Com muito orgulho, o Patrono afirma que a Semana da Cultura de Piratini deste ano teve uma proposta que possibilitou que as mais variadas tradições e culturas se fundissem e habitassem o mesmo espaço. Essa pluralidade é percebida inclusive nas escolhas do carnavalesco Niry, como Patrono, e do tradicionalista José Danilo de Ávila, como homenageado póstumo: “Quando colocam de um lado um homem extremamente tradicionalista e do outro um LGBT, negro, pobre, de família humilde, ambos sendo homenageados a este nível… Para mim, a emoção aflora! É muito importante e significativo”, declara em meio a sorrisos.

 Intitulado como Patrono da Semana da Cultura, Niry prestigiou e participou dos mais diversos eventos culturais na cidade, sempre ao lado de sua filha adotiva, Emilly Victória, de 6 anos de idade. Dentre os eventos, destaca-se sua apresentação artística no baile que escolhia a nova Corte Municipal, no qual ele e Emilly interpretaram uma sequência de três músicas: “Encontrei uma chance de fazer um show que eu realizaria apenas nos encontros LGBT, como nas boates ou paradas gays de Pelotas e Rio Grande”. Com essa premissa, Niry e sua filha dançaram e dublaram as músicas “Não Deixe o Samba Morrer”, de Alcione, e “Tá Escrito”, do Grupo Revelação. Porém, a performance que mais impressionou a comunidade piratiniense foi a interpretação de “É Disso Que o Velho Gosta”, de Berenice Azambuja. A escolha da terceira música foi uma oportunidade de Niry experimentar novos ritmos, já que foi a primeira vez que realizou a apresentação de uma música gaúcha.

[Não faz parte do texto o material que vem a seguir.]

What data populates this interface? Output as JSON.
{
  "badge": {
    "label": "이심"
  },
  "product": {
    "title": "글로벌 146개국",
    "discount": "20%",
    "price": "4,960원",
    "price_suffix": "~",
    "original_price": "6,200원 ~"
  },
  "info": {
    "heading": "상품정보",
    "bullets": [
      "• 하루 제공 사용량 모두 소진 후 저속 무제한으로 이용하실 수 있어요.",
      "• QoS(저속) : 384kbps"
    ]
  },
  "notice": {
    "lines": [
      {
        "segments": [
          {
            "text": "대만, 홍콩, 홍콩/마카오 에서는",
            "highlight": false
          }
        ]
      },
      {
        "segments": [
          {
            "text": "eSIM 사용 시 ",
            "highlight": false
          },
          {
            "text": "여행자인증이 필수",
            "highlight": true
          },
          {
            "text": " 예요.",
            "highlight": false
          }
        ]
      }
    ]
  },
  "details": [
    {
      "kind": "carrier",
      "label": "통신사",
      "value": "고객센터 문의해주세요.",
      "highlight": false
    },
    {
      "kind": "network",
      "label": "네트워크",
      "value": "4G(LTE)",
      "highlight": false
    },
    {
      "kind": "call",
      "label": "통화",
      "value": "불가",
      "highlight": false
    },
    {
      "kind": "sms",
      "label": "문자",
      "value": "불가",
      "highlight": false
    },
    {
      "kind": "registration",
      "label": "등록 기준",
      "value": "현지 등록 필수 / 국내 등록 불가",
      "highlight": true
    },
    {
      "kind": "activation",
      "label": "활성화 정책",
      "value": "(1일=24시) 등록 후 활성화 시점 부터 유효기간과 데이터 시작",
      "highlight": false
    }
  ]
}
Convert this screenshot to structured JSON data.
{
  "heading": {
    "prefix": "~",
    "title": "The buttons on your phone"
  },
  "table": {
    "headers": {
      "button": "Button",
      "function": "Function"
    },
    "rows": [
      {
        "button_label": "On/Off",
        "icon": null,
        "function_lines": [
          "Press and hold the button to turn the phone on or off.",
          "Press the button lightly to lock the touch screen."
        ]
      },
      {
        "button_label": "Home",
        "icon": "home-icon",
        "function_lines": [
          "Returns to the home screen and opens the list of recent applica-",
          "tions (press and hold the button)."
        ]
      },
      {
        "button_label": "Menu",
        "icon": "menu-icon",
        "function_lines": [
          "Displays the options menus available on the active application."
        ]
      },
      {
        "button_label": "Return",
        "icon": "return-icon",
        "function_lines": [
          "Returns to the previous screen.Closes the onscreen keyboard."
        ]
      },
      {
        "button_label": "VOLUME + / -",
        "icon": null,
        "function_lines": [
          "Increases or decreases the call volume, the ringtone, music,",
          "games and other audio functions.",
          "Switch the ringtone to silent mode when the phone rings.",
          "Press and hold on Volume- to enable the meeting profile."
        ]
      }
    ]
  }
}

Niry durante apresentação no Baile da Senhorita no Clube Sociedade Recreio Piratiniense. Foto: Julia Barcelos

Além da interpretação gauchesca, outro aspecto que chamou a atenção do público foram os figurinos, os quais Niry e Emilly trocavam atrás de uma cortina, no meio salão do Clube Sociedade Recreio Piratiniense (SRP). Foram quatro trajes, iguais para pai e filha. Os primeiros tratavam-se de vestidos pretos longos com brilhos prateados, luvas e saltos altos, expressando a elegância e poder de Alcione. Os segundos eram vestidos de strass também na cor prata para representar uma música mais agitada, do Grupo Revelação. Já os terceiros eram roupas brilhosas de carnaval nos tons quentes de vermelho, laranja e amarelo. As fantasias estavam por baixo dos vestidos anteriores e foram retirados pela dupla ainda no meio da coreografia de “Tá Escrito”. Por fim, a última troca de roupa transforma Niry em Berenice Azambuja, que se movimenta belamente pelo salão com sua gaita. Nesta coreografia, Emilly está pilchada com vestido de prenda azul claro, dançando e atuando com outras crianças no centro do clube. “Quis entrar num vestido longo de veludo, naquele jeito mais chique com salto scarpin e depois ir para um samba mais agitado do carnaval. Então, sair daquela personagem do carnaval para outra gaúcha, mostrando a tradição e que é possível convivermos em sociedade. Só basta um detalhe: o respeito”, ele contextualiza sua ideia com animação.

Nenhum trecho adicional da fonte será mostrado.